EdgeVLA-Base (FMB)
363M parameter edge-optimized Vision-Language-Action model. 19% smaller than SmolVLA, 26% better accuracy. Trained on real-robot data.
EdgeVLA-Base replaces the frozen SigLIP vision encoder in SmolVLA with a trainable FastViT-sa12 convolutional backbone, reducing vision parameters from 98M to 12M while improving action prediction accuracy. The vision encoder is trained end-to-end — every parameter contributes at inference. Architecture inspired by DynamicVLA; VLM layer pruning is our contribution.
Trained exclusively on lerobot/fmb (3-camera Franka Panda manipulation). Source code: enfuse/edgevla
Intended Use & What You Can Do With This Model
This model predicts 7-DoF robot actions (x, y, z, rx, ry, rz, gripper) from 3 camera images. It outputs 50-step action chunks at 10Hz — each inference produces 5 seconds of continuous robot motion.
Immediate uses:
- Deploy on a Franka Panda (or compatible 7-DoF arm) with a 3-camera setup for FMB-style tabletop manipulation. Feed camera frames in, execute the predicted delta actions.

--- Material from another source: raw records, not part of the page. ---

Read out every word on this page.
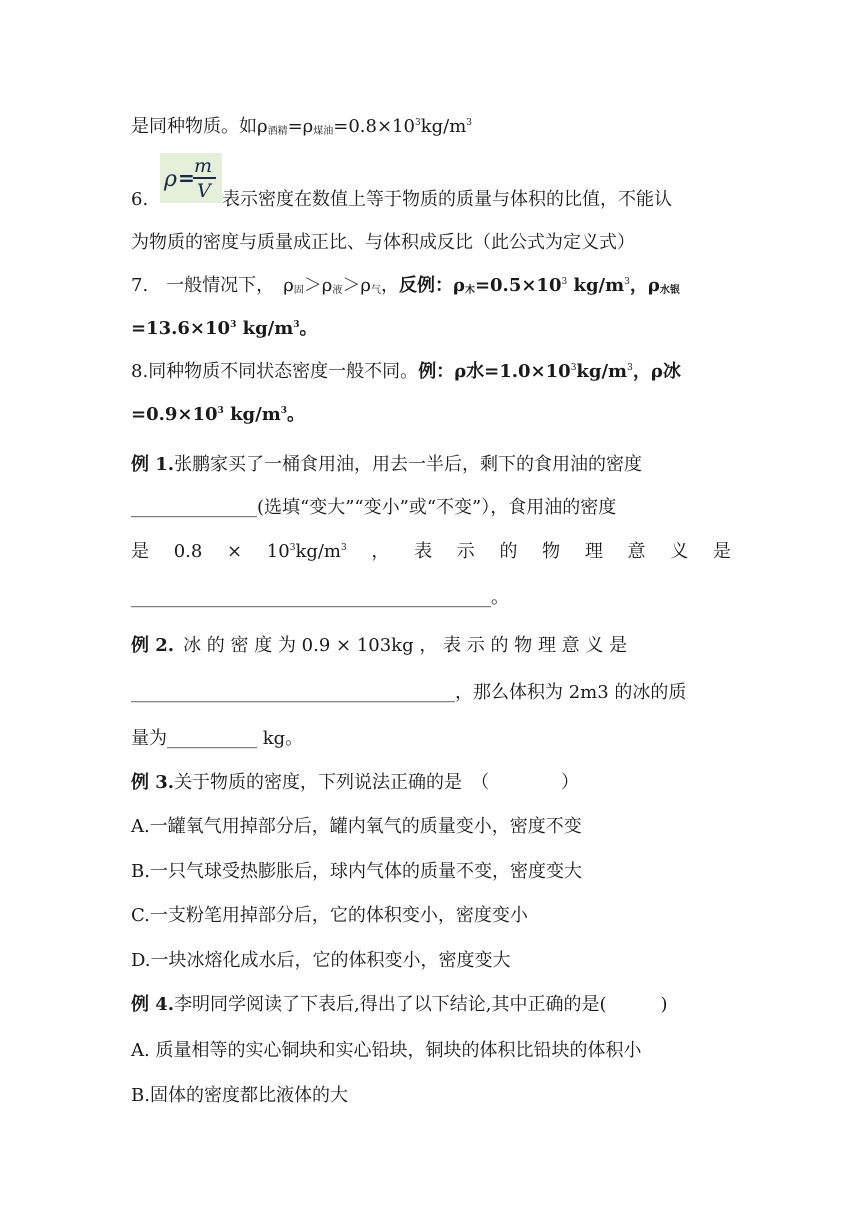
是同种物质。如$\rho_{酒精}=\rho_{煤油}=0.8\times 10^3kg/m^3$
ρ = m
V
6.	表示密度在数值上等于物质的质量与体积的比值，不能认
为物质的密度与质量成正比、与体积成反比（此公式为定义式）
7.  一般情况下，  $\rho_固>\rho_液>\rho_气$，反例：$\rho_木=0.5\times 10^3$ $kg/m^3$，$\rho_{水银}$
$=13.6\times 10^3$ $kg/m^3$。
8.同种物质不同状态密度一般不同。例：ρ水$=1.0\times 10^3kg/m^3$，ρ冰
$=0.9\times 10^3$ $kg/m^3$。
例 1.张鹏家买了一桶食用油，用去一半后，剩下的食用油的密度
______________(选填“变大”“变小”或“不变”），食用油的密度
是 $0.8 \times 10^3kg/m^3$ ， 表 示 的 物 理 意 义 是
________________________________________。
例 2.  冰 的 密 度 为 0.9 × 103kg ， 表 示 的 物 理 意 义 是
____________________________________，那么体积为 2m3 的冰的质
量为__________ kg。
例 3.关于物质的密度，下列说法正确的是  （　　　　）
A.一罐氧气用掉部分后，罐内氧气的质量变小，密度不变
B.一只气球受热膨胀后，球内气体的质量不变，密度变大
C.一支粉笔用掉部分后，它的体积变小，密度变小
D.一块冰熔化成水后，它的体积变小，密度变大
例 4.李明同学阅读了下表后,得出了以下结论,其中正确的是(　　　)
A. 质量相等的实心铜块和实心铅块，铜块的体积比铅块的体积小
B.固体的密度都比液体的大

- Fine-tune on your own robot data — this is the most practical use. If you have any robot with cameras in LeRobot format, this checkpoint is an excellent pretrained starting point. Fine-tuning at LR=3e-5 for 50K steps typically adapts well to new setups.
- Edge deployment — designed for NVIDIA Jetson (estimated ~368ms per inference on Orin AGX with TensorRT FP16, well within the 5-second action chunk budget).
- Research baseline — beats the 450M SmolVLA baseline while being 19% smaller. Good starting point for VLA architecture research.
Important caveats:
- All metrics below are offline action prediction on held-out FMB samples. There are no closed-loop success rate numbers — the model has not been validated on a physical robot completing full tasks.
- Trained specifically on FMB data (Franka Panda, specific manipulation tasks, 3-camera setup). It will not generalize to different robots, camera configurations, or tasks without fine-tuning.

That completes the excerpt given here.